As for the fanfic, I think I still have a few more good ideas left in me, but  I will probably leave it behind before the year is out. That feels a little bittersweet, a sort of temporary burst of fun and friendship that I wonder if I’ll ever experience again.
Coming to the end of this reflection, I suppose I should make a summative statement about what it all means.
In the end, it might not mean a lot. There are some small takeaways. 
It turns out that encouragement makes you write more! Who knew? Also, more free time makes you write more! Wow!!!!
The point that I think this reflection exercise has shown me, the point that I think matters more than any other, is that writing is a way to process my thoughts. Even if it is through the lens of ridiculous video game fanfic or novels about sad wizards, my writing is my way to make sense of my own mind. 
And sharing that is special.
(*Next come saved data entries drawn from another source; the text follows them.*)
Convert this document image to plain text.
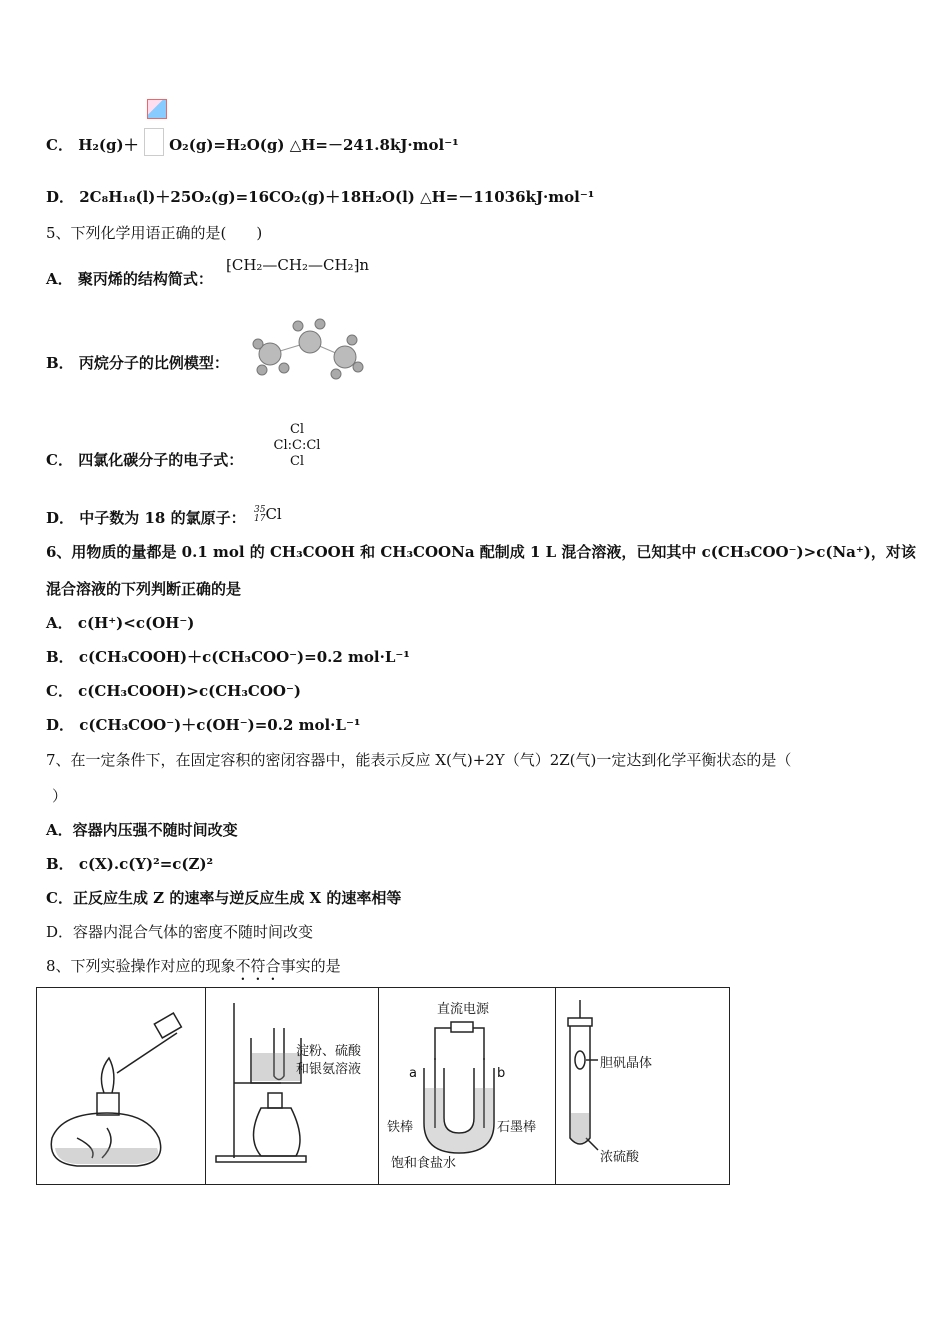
C． H₂(g)＋ O₂(g)=H₂O(g) △H=－241.8kJ·mol⁻¹
D． 2C₈H₁₈(l)＋25O₂(g)=16CO₂(g)＋18H₂O(l) △H=－11036kJ·mol⁻¹
5、下列化学用语正确的是(　　)
A． 聚丙烯的结构简式：
⁅CH₂—CH₂—CH₂⁆n
B． 丙烷分子的比例模型：
C． 四氯化碳分子的电子式：
Cl
Cl:C:Cl
Cl
D． 中子数为 18 的氯原子： 35
17 Cl
6、用物质的量都是 0.1 mol 的 CH₃COOH 和 CH₃COONa 配制成 1 L 混合溶液，已知其中 c(CH₃COO⁻)>c(Na⁺)，对该
混合溶液的下列判断正确的是
A． c(H⁺)<c(OH⁻)
B． c(CH₃COOH)＋c(CH₃COO⁻)=0.2 mol·L⁻¹
C． c(CH₃COOH)>c(CH₃COO⁻)
D． c(CH₃COO⁻)＋c(OH⁻)=0.2 mol·L⁻¹
7、在一定条件下，在固定容积的密闭容器中，能表示反应 X(气)+2Y（气）2Z(气)一定达到化学平衡状态的是（
）
A．容器内压强不随时间改变
B． c(X).c(Y)²=c(Z)²
C．正反应生成 Z 的速率与逆反应生成 X 的速率相等
D．容器内混合气体的密度不随时间改变
8、下列实验操作对应的现象不符合事实的是
淀粉、硫酸
和银氨溶液
直流电源
a	b
铁棒	石墨棒
饱和食盐水
胆矾晶体
浓硫酸
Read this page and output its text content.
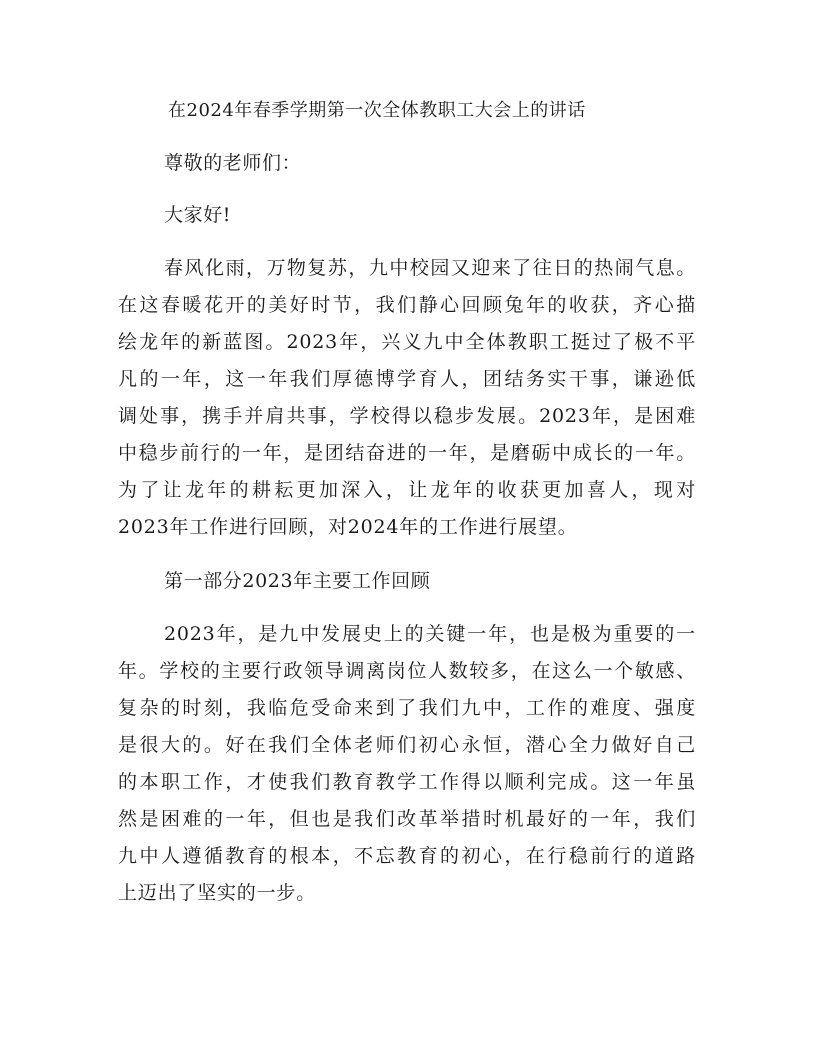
在2024年春季学期第一次全体教职工大会上的讲话

尊敬的老师们：

大家好!

春风化雨，万物复苏，九中校园又迎来了往日的热闹气息。

在这春暖花开的美好时节，我们静心回顾兔年的收获，齐心描

绘龙年的新蓝图。2023年，兴义九中全体教职工挺过了极不平

凡的一年，这一年我们厚德博学育人，团结务实干事，谦逊低

调处事，携手并肩共事，学校得以稳步发展。2023年，是困难

中稳步前行的一年，是团结奋进的一年，是磨砺中成长的一年。

为了让龙年的耕耘更加深入，让龙年的收获更加喜人，现对

2023年工作进行回顾，对2024年的工作进行展望。

第一部分2023年主要工作回顾

2023年，是九中发展史上的关键一年，也是极为重要的一

年。学校的主要行政领导调离岗位人数较多，在这么一个敏感、

复杂的时刻，我临危受命来到了我们九中，工作的难度、强度

是很大的。好在我们全体老师们初心永恒，潜心全力做好自己

的本职工作，才使我们教育教学工作得以顺利完成。这一年虽

然是困难的一年，但也是我们改革举措时机最好的一年，我们

九中人遵循教育的根本，不忘教育的初心，在行稳前行的道路

上迈出了坚实的一步。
If you share it with online strangers, with your family on Christmas Eve, with your close friend who has become even closer and dearer to you since she let you read her work, or just with your mom (the one personal legally required to read your damn novel if you want to share it). To share writing is to give someone a little peek at your beliefs about the world.
And right now? When we’re still isolated and bored and scared and in desperate need of distraction? Binge some TV, play Nintendo, read a book. Take in other people’s thoughts.
But put down your own somewhere as well. It’s a conversation.
And for once, it’s a conversation that doesn’t have to take place on fucking Zoom.